Sandblasting is a technique for cleaning and molding various surfaces, from granite to glass, that has been with us since the 19th century, but few people have a lot of knowledge of what it entails. If you find yourself needing to hire a sandblasting service, you may be more than a little confused by the vocabulary used in the industry. Below are some important terms you should become familiar with.
Sandblasting – The generic term for a method of cleaning or shaping a surface with equipment that fires a stream of fine particles—not necessarily sand—at high speeds. This is usually achieved with compressed air. Also called abrasive blasting.
Bead Blasting – Sandblasting performed with tiny glass beads.
Hydro-Blasting – A cleaning technique that uses pressurized water; it can be effective where other methods are not. Also called water blasting.
Micro-Abrasive Blasting – A method that uses an extremely thin stream of particles.
Blast Cabinet – A large piece of sandblasting equipment that allows its operator to safely perform the job with the use of a viewfinder and gloves installed on the machine. A blast room is an even bigger machine in which the operator stands inside.
Anodizing – An electrolytic process that thickens the coating of metals, often aluminum. Anodizing metals makes them more durable.
Sodablasting – A method that employs baking soda (sodium bicarbonate). Sodablasting was used in the cleaning and restoration of the Statue of Liberty in the late 1980s.
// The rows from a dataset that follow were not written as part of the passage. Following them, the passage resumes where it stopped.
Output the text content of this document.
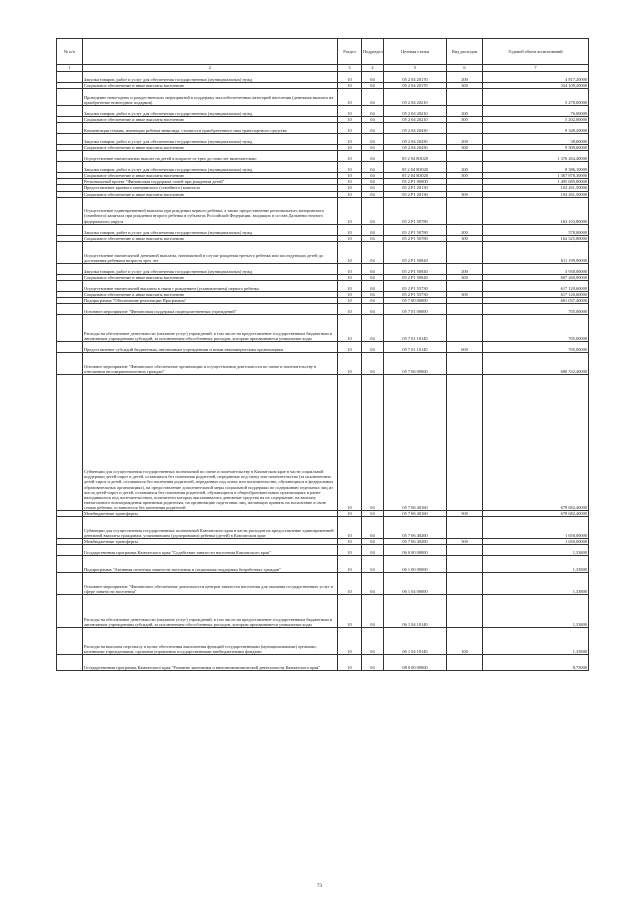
№ п/п		Раздел	Подраздел	Целевая статья	Вид расходов	Годовой объем ассигнований
1	2	3	4	5	6	7
	Закупка товаров, работ и услуг для обеспечения государственных (муниципальных) нужд	10	04	05 2 04 20170	200	4 817,20000
	Социальное обеспечение и иные выплаты населению	10	04	05 2 04 20170	300	334 109,20000
	Проведение новогодних и рождественских мероприятий в поддержку малообеспеченных категорий населения (денежная выплата на приобретение новогодних подарков)	10	04	05 2 04 20210		5 278,00000
	Закупка товаров, работ и услуг для обеспечения государственных (муниципальных) нужд	10	04	05 2 04 20210	200	76,00000
	Социальное обеспечение и иные выплаты населению	10	04	05 2 04 20210	300	5 202,00000
	Компенсация семьям, имеющим ребенка-инвалида, стоимости приобретенного ими транспортного средства	10	04	05 2 04 20430		9 348,20000
	Закупка товаров, работ и услуг для обеспечения государственных (муниципальных) нужд	10	04	05 2 04 20430	200	38,60000
	Социальное обеспечение и иные выплаты населению	10	04	05 2 04 20430	300	9 309,60000
	Осуществление ежемесячных выплат на детей в возрасте от трех до семи лет включительно	10	04	05 2 04 R3020		1 376 264,40000
	Закупка товаров, работ и услуг для обеспечения государственных (муниципальных) нужд	10	04	05 2 04 R3020	200	8 386,10000
	Социальное обеспечение и иные выплаты населению	10	04	05 2 04 R3020	300	1 367 878,30000
	Региональный проект "Финансовая поддержка семей при рождении детей"	10	04	05 2 P1 00000		1 495 685,80000
	Предоставление краевого материнского (семейного) капитала	10	04	05 2 P1 20130		102 261,50000
	Социальное обеспечение и иные выплаты населению	10	04	05 2 P1 20130	300	102 261,50000
	Осуществление единовременной выплаты при рождении первого ребенка, а также предоставление регионального материнского (семейного) капитала при рождении второго ребенка в субъектах Российской Федерации, входящих в состав Дальневосточного федерального округа	10	04	05 2 P1 50780		163 103,80000
	Закупка товаров, работ и услуг для обеспечения государственных (муниципальных) нужд	10	04	05 2 P1 50780	200	578,00000
	Социальное обеспечение и иные выплаты населению	10	04	05 2 P1 50780	300	162 525,80000
	Осуществление ежемесячной денежной выплаты, назначаемой в случае рождения третьего ребенка или последующих детей до достижения ребенком возраста трех лет	10	04	05 2 P1 50840		611 199,90000
	Закупка товаров, работ и услуг для обеспечения государственных (муниципальных) нужд	10	04	05 2 P1 50840	200	3 930,00000
	Социальное обеспечение и иные выплаты населению	10	04	05 2 P1 50840	300	607 269,90000
	Осуществление ежемесячной выплаты в связи с рождением (усыновлением) первого ребенка	10	04	05 2 P1 55730		617 120,60000
	Социальное обеспечение и иные выплаты населению	10	04	05 2 P1 55730	300	617 120,60000
	Подпрограмма "Обеспечение реализации Программы"	10	04	05 7 00 00000		681 037,40000
	Основное мероприятие "Финансовая поддержка подведомственных учреждений"	10	04	05 7 01 00000		705,00000
	Расходы на обеспечение деятельности (оказание услуг) учреждений, в том числе на предоставление государственным бюджетным и автономным учреждениям субсидий, за исключением обособленных расходов, которым присваиваются уникальные коды	10	04	05 7 01 10140		705,00000
	Предоставление субсидий бюджетным, автономным учреждениям и иным некоммерческим организациям	10	04	05 7 01 10140	600	705,00000
	Основное мероприятие "Финансовое обеспечение организации и осуществления деятельности по опеке и попечительству в отношении несовершеннолетних граждан"	10	04	05 7 06 00000		680 332,40000
	Субвенции для осуществления государственных полномочий по опеке и попечительству в Камчатском крае в части социальной поддержки детей-сирот и детей, оставшихся без попечения родителей, переданных под опеку или попечительство (за исключением детей-сирот и детей, оставшихся без попечения родителей, переданных под опеку или попечительство, обучающихся в федеральных образовательных организациях), на предоставление дополнительной меры социальной поддержки по содержанию отдельных лиц из числа детей-сирот и детей, оставшихся без попечения родителей, обучающихся в общеобразовательных организациях и ранее находившихся под попечительством, попечители которых выплачивались денежные средства на их содержание, на выплату ежемесячного вознаграждения приемным родителям, на организацию подготовки лиц, желающих принять на воспитание в свою семью ребенка, оставшегося без попечения родителей	10	04	05 7 06 40160		678 682,40000
	Межбюджетные трансферты	10	04	05 7 06 40160	500	678 682,40000
	Субвенции для осуществления государственных полномочий Камчатского края в части расходов на предоставление единовременной денежной выплаты гражданам, усыновившим (удочерившим) ребенка (детей) в Камчатском крае	10	04	05 7 06 40200		1 650,00000
	Межбюджетные трансферты	10	04	05 7 06 40200	500	1 650,00000
	Государственная программа Камчатского края "Содействие занятости населения Камчатского края"	10	04	06 0 00 00000		1,33800
	Подпрограмма "Активная политика занятости населения и социальная поддержка безработных граждан"	10	04	06 1 00 00000		1,33800
	Основное мероприятие "Финансовое обеспечение деятельности центров занятости населения для оказания государственных услуг в сфере занятости населения"	10	04	06 1 04 00000		1,33800
	Расходы на обеспечение деятельности (оказание услуг) учреждений, в том числе на предоставление государственным бюджетным и автономным учреждениям субсидий, за исключением обособленных расходов, которым присваиваются уникальные коды	10	04	06 1 04 10140		1,33800
	Расходы на выплаты персоналу в целях обеспечения выполнения функций государственными (муниципальными) органами, казенными учреждениями, органами управления государственными внебюджетными фондами	10	04	06 1 04 10140	100	1,33800
	Государственная программа Камчатского края "Развитие экономики и внешнеэкономической деятельности Камчатского края"	10	04	08 0 00 00000		8,73000
73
Powder Coating – A kind of dry coating applied to metals through electrostatic means. Powder coating is considered more durable than conventional paint.
Sandblasting is generally used to alter the texture or shape of a smooth surface. This high pressure technique is also used to remove contaminants from a surface. The process of sandblasting dates back to 1870. Professionals use special equipment and industrial tools to sand blast glass, metal, cabinets, and other materials. Often, an abrasive substance is used so that the surface area is clean and smooth for fresh paint. Sandblasting can be a major part of common restoration jobs.
There are various types of sand blasting, and several materials can be used. While one expert may utilize a powder grit that is abrasive for removing graffiti from a wall, another professional may have a small portable unit that propels a finer, gentler material. It depends on the surface that is being addressed for a particular task. Some sandblasting contractors can etch, carve, and even wash surfaces with their equipment. Although paint removal can be fairly simple, metal materials can be more difficult to work with. Regardless of the task at hand, many sandblasting contractors know all about organic compress materials, portable rental equipment, dust removal, protective clothing, and sand blaster nozzle variations.
Fortunately, you can utilize the internet to gather more details about sand blasting equipment, boat washing, paint restoration, and how to properly clean metal or glass surfaces with abrasive grit. If you have any questions about the sandblasting industry in general or a specific job, there are likely a variety of contractors in your town or city who can be contacted directly.